Getting ESP8266 to work with Hall Effect sensor


My home irrigation system consists of a system of 12 water circuits, each of which is controlled by a solenoid operated valve. The valves, in turn are controlled by an electrical controller/timer which is programmed to run the system at night. Most of the water distribution points are drippers.

A problem occurs when occasionally some dirt will lodge in the seat of one of the valves, causing the valve to leak water (under pressure) until detection and correction. It can be several days before the problem can be detected.


My solution was to install a water flow sensor in the main water line and to check the system flow rate each morning when there should be no water flowing through the system. I initially connected the sensor to a small OLED display to ensure its operation. The problem was that the display had to be located in an inaccessible part of my garage. So I modified the system to transmit the data to a web site via my WiFi network. For this I used an ESP8266-01S microprocessor directly rather than my Arduino Uno. Voltage supplied to the ESP8266 is 3.3v. This worked well until I encountered the following problem.

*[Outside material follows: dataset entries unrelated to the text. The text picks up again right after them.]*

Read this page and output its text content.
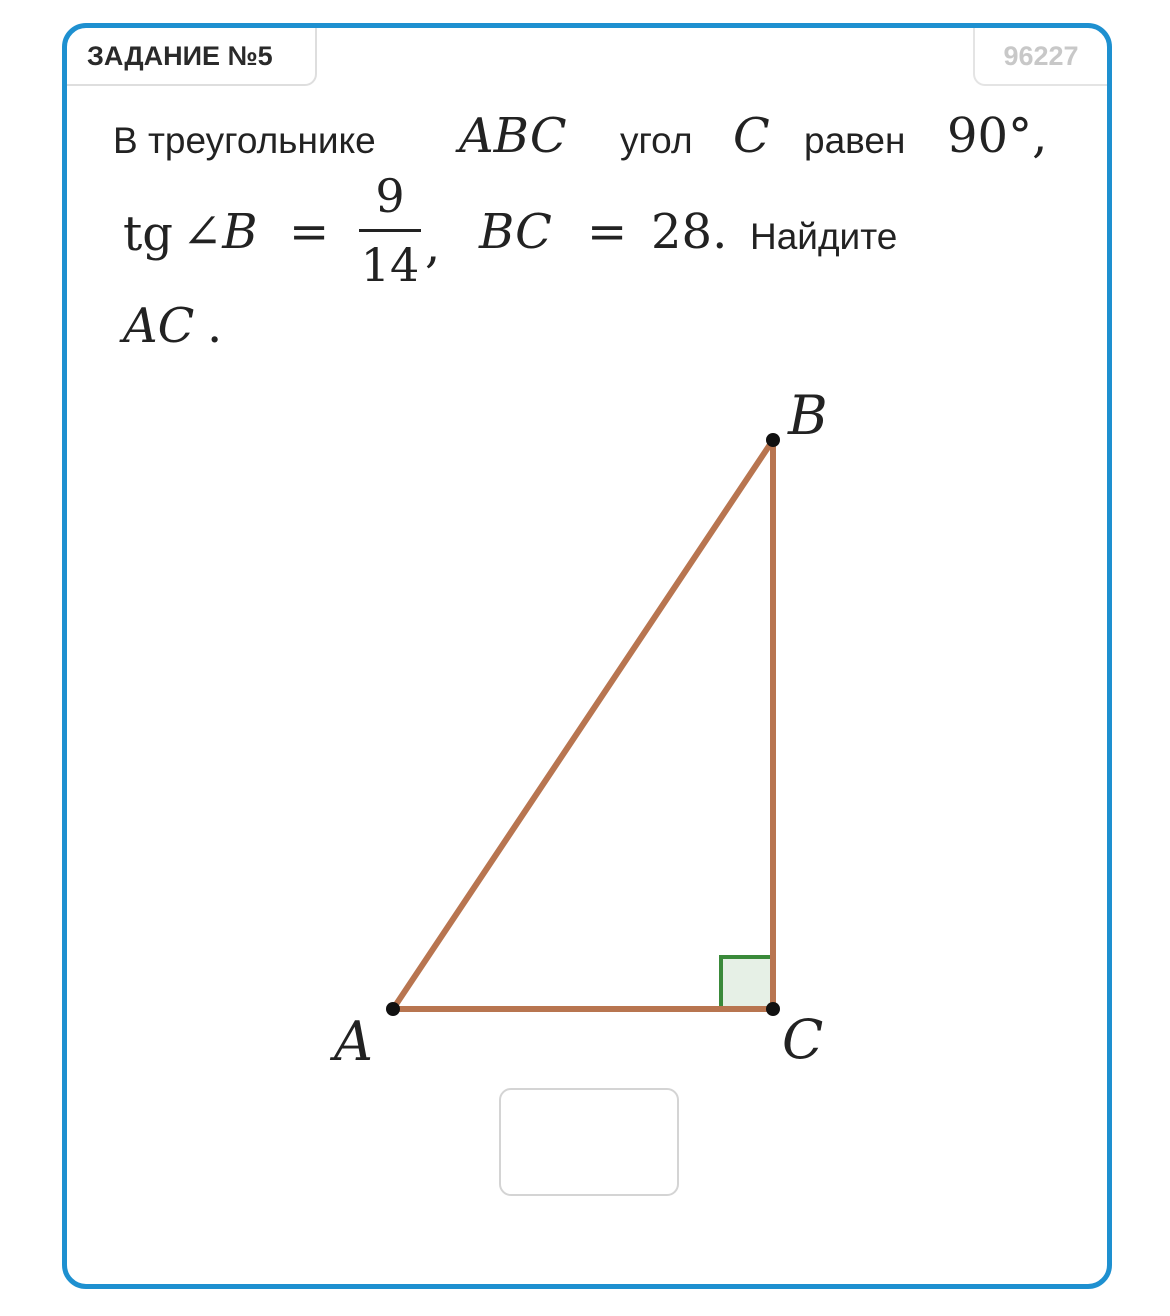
ЗАДАНИЕ №5	96227
В треугольнике ABC угол C равен 90°,
tg ∠B =
9
14 , BC = 28. Найдите
AC .
A
B
C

The water flow sensor is a Hall Effect type sensor. When water flows through the pipe a series of electrical pulses in the form of a square wave is transmitted. The frequency of these pulses is a direct function of the flow rate of the water. The operational power to the sensor is 5 volts. When water is flowing, the voltage in the data line is HIGH at 2.5 volts. When no water is flowing the data lead voltage should be zero.

My sketch uses the “pulsein” function to interpret the data. The “pulsein” function waits for the signal to rise to HIGH, then measures the duration of the HIGH portion of the pulse and returns that value. If the signal does not go HIGH after a certain period of time (as in zero flow), “pulsein” returns a value of zero. And all should be cool.


While water is flowing through the sensor, the data line voltage is about 2.5 volts as stated above. But when the water flow ceases, the voltage does not always drop to zero; instead it sometimes goes to a high of 4.9 volts. This apparently posed no problem for the Uno/OLED setup, but the high voltage caused my ESP8266 to “go ape”.


Is there any way by which I can salvage my project by either a circuit modification or a sketch code change, or a combination of both?

I have attached a circuit diagram as well as my sketch code. Please note that I have a 60 minute delay embedded in the void loop.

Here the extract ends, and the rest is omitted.